The airport is the face of the nation. I clearly remember walking through the gates and feeling the warm welcome of the people of Trinidad & Tobago. However, one of your priorities is to reduce the waiting time in customs.
This is one of the things I would like to change because you have three different Ministries operating the Customs procedure. I’ve asked for a meeting to be set up with the head of Customs and the head of Immigration, where we will form a committee with representatives from immigration, Customs, the Airport Authority, Civil Aviation, and the airlines to look at ways to make the entry to Trinidad and Tobago easier for citizens and visitors. As a first measure, I intend to open the crew gate for the elderly and mothers with kids once the crew has gone through Immigration. I am asking as well for local citizens to fill a declaration form instead of an immigration form in order to speed up the process and the implementation of scanners to read the passports.
For the next year, we will approach the various embassies to allow us to process the immigration of our passengers before they arrive here, so they can go straight for their bags.
What kind of technology will be implemented in the airports to achieve these goals?
I’ve had discussions with the U.S. Embassy and we are going to start introducing scanners and finger printing into the country.
Trinidad & Tobago has held various international meetings, like the SOA in 2009, and also a Cricket World Cup that attracted thousands of people to the country. What lessons have the Authority learnt from these experiences? How well prepared are AATT and the country to host these type of events?
We have the capability for the development of Trinidad as a major international conference center, and we can use our experience to market our nation as the international hub for conferences. Trinidad is a great location for business tourism, and Tobago for leisure tourism: it’s the only nation in the Caribbean that offers you both!
There is still an important development gap between Piarco and Tobago. How are you working to fill it?
Our former Prime Minister, Mr. A.N.R. Robinson, said to me on many occasions, “You know Gerry, every night at 9 o’clock, when there are no more boats and flights, Tobago secedes from Trinidad.” And one of the first things that we’ve done is open the Tobago airport 24 hours a week from this month onwards for inter-island flights. This measure will contribute greatly to the unity of Trinidad & Tobago.
The development of A.N.R. Robinson Airport in Tobago brings life into the island.

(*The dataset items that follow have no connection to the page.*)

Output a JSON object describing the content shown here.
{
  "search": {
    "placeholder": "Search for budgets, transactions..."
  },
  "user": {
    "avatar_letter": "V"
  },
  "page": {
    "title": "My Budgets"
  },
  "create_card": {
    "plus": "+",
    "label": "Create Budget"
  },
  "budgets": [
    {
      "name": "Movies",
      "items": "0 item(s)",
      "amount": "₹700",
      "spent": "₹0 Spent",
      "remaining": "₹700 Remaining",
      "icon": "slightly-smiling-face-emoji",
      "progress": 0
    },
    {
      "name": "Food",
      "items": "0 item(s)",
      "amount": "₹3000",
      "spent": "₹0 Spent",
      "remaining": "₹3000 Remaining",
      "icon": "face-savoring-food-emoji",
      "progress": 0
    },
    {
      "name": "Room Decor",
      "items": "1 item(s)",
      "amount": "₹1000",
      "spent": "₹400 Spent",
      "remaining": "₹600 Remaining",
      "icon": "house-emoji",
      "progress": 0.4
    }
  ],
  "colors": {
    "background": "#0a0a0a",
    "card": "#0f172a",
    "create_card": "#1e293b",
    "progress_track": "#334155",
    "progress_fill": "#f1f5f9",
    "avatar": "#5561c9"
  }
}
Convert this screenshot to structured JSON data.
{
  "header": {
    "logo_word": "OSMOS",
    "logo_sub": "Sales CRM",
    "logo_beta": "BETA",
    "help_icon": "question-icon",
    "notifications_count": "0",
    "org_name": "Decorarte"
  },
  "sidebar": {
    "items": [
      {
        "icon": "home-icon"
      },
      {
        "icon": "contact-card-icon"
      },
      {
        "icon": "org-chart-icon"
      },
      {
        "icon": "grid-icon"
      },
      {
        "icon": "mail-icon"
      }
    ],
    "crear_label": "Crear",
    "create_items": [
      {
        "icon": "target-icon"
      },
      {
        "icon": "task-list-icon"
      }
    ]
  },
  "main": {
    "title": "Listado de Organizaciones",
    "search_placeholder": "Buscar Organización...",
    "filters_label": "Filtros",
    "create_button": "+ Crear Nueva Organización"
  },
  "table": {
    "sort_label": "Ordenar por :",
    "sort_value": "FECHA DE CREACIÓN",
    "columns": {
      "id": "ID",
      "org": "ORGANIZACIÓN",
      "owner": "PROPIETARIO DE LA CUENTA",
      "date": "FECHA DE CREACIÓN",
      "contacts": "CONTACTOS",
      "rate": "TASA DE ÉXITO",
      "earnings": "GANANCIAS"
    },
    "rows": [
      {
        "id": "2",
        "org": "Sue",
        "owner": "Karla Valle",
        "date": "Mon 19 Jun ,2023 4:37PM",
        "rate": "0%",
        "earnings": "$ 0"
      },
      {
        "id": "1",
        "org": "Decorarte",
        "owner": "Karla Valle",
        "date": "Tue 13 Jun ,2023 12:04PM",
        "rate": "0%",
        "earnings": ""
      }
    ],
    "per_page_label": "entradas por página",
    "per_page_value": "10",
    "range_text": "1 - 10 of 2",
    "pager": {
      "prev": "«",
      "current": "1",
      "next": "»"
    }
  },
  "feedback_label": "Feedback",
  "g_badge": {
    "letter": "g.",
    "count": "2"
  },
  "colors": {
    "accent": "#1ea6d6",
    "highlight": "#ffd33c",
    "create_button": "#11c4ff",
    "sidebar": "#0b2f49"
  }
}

Could you comment on the impact that the new airport will have for the development of Tobago?
The development of the Tobago terminal will transform the A.N.R. Robinson Airport into an international terminal that will bring more airlines to Tobago. The Authority will work with the National Petroleum Company (NP) to attract more carriers with inexpensive fuel and concessions. The transatlantic flights have to refuel somewhere and T&T could be that place.
H.E. Ambassador Parsan told us that the government and the Airport Authority will be working very hard to increase the number of international flights to Trinidad.
We want to create a major repairing hub in Trinidad as a first step to attract international flights to the country, and we will also work on discounted fuel prices. Trinidad will bring Central and South America together with the Caribbean.